To be clear: the gastronomic event doesn't necessarily take place inside the homes of the people who are making the reservations. In fact, Rodriguez finds ideal locations on his own, sets up the spaces to address his culinary needs and sometimes even takes over actual venues the likes of Winner and Winona's, both in Brooklyn.

"What makes the project special is the ability to make a lot out of a little, without the frills of a brick-and-mortar," says Kacie Paganelli, a bit of a jack-of-all-trades when it comes to Hera (she's worked as a DJ, reservationist and oyster shucker on the project, as of now). "The question for me has always been: can we deliver restaurant quality experience without being a restaurant—Is the lighting good? Is there good hand soap in the bathroom?—while at the same time not having to subscribe to the innate structure and hierarchy of a restaurant?"

Rodriguez is no stranger to the culinary world, having worked in the kitchens of Oxalis—the Michelin-starred bistro in Crown Heights—and American restaurant 232 Bleecker, for example.
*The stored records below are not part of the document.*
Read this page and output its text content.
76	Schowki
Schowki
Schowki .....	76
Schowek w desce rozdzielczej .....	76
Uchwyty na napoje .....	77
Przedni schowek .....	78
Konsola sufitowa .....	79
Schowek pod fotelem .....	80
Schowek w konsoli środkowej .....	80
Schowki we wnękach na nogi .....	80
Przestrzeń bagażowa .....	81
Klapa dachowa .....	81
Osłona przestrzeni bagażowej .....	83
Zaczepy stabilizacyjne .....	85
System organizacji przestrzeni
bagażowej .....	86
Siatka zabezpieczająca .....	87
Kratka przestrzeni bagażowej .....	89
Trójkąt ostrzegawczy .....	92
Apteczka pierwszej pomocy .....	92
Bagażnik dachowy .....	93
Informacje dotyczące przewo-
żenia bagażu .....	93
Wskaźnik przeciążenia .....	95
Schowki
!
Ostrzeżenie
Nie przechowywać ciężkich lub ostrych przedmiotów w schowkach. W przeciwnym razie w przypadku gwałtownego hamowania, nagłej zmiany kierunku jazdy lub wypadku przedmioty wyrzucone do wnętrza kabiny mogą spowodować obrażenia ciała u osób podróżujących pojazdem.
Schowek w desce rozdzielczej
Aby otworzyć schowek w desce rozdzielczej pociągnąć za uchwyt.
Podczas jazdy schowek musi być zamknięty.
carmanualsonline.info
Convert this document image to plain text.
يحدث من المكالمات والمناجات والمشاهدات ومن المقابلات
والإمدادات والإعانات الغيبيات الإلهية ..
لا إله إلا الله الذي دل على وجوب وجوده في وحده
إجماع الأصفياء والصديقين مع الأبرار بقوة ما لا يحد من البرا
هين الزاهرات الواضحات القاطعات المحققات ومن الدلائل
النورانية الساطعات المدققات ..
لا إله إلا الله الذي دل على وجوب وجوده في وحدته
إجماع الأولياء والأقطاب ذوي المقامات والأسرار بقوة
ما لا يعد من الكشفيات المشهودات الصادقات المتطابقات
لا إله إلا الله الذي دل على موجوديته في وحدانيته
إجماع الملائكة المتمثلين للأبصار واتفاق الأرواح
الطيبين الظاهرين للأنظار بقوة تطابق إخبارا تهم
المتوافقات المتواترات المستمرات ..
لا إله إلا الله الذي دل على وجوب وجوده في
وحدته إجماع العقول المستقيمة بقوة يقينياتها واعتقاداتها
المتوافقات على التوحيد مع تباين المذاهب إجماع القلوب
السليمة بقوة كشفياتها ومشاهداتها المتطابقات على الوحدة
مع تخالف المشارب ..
That being said, Hera is a pretty unique new project that requires the sorts of logistics and organizations skills that more traditional restaurant employments don't call for. 

Speaking of tradition: according to Eater, 26-year-old Rodriguez is looking to set up a brick-and-mortar space in the near future, also planning on using it as a community space complete with "a community fridge in front of the restaurant for repurposing food waste as meal kits."